ISLAMABAD: The government issued fresh and rollover guarantees of Rs368 billion, equivalent to 1.2 per cent of GDP, during the first half of fiscal year 2016-17.
The outstanding stock of guarantees on Dec 31, 2016 stood at Rs838bn, according to Economic Survey 2016-17 released on Thursday.
The fresh guarantees were issued under the Fiscal Responsibility and Debt Limitation Act, which stipulates that the government will not give guarantees aggregating to an amount exceeding 2pc of the GDP in any financial year.
This condition also includes rupee lending, rate of return, output purchase agreements and other claims and commitments, provided the renewal of existing guarantees will be considered as issuing a new guarantee.
The guarantees were issued against the commodity financing operations undertaken by the Trading Corporation of Pakistan, Pakistan Agricultural Storage and Services Corporation Ltd and provincial governments. On Dec 31, 2016, the outstanding stock issued against commodity operations was Rs563bn.
The share of rupee guarantees increased during the past few years and accounted for 89pc of the total guarantees stock by end-December, according to the economic survey.
Guarantees issued against commodity operations are not included in the stipulated limit of 2pc of GDP as the loans are secured against the underlying commodity and are essentially self-liquidating and thus should not create a long-term liability for the government.
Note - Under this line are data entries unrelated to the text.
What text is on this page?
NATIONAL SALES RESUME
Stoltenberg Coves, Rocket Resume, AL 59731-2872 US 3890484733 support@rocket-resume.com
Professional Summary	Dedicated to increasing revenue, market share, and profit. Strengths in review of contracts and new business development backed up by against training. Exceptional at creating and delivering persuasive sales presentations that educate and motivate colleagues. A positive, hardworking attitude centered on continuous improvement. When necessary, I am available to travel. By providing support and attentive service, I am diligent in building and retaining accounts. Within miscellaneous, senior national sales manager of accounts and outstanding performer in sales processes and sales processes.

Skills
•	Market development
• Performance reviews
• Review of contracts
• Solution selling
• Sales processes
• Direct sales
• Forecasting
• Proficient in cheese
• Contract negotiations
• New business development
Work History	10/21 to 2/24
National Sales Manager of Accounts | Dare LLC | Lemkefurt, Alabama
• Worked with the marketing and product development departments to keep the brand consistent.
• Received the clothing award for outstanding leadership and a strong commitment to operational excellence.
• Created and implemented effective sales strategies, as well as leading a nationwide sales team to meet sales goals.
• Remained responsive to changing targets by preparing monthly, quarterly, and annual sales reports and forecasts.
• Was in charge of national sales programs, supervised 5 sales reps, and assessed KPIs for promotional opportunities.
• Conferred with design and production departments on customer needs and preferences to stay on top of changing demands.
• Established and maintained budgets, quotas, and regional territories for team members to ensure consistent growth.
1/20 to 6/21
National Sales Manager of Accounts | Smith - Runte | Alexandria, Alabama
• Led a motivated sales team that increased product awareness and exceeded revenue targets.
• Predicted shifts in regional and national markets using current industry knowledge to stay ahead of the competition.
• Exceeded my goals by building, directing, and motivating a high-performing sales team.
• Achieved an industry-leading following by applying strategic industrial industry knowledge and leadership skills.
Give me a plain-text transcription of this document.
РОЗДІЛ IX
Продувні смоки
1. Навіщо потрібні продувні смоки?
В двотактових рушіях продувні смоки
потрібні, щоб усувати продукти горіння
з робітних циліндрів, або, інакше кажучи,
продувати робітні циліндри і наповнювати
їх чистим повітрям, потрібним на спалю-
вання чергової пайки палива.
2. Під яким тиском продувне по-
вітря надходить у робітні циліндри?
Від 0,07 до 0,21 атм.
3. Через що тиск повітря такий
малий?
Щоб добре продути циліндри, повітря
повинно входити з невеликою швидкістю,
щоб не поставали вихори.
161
The quantum of these guarantees depends on the supply-demand gap of various commodities, their price stabilisation objectives, volume procured, and domestic and international prices.
Contingent liabilities of Pakistan are guarantees issued to public sector enterprises, and the sovereign guarantee is normally extended to improve financially viability of projects or activities undertaken by the government entities with significant social and economic benefits.
It allows public sector companies to borrow money at lower costs or on more favourable terms.
In some cases it allows fulfilling the requirement where sovereign guarantee is a pre-condition for concessional loans from bilateral or multilateral agencies to sub-sovereign borrowers.
Contingent liabilities are conditional obligations that arise from past events that may require an outflow of resources embodying economic benefits based on the occurrence or non-occurrence of one or more uncertain future events not wholly within the control of the government.
Contingent liabilities can be distinguished from the liabilities as they are conditional and do not represent the present obligations of the government.
Accordingly, contingent liabilities are not recognised as liabilities regardless of the likelihood of an uncertain future event.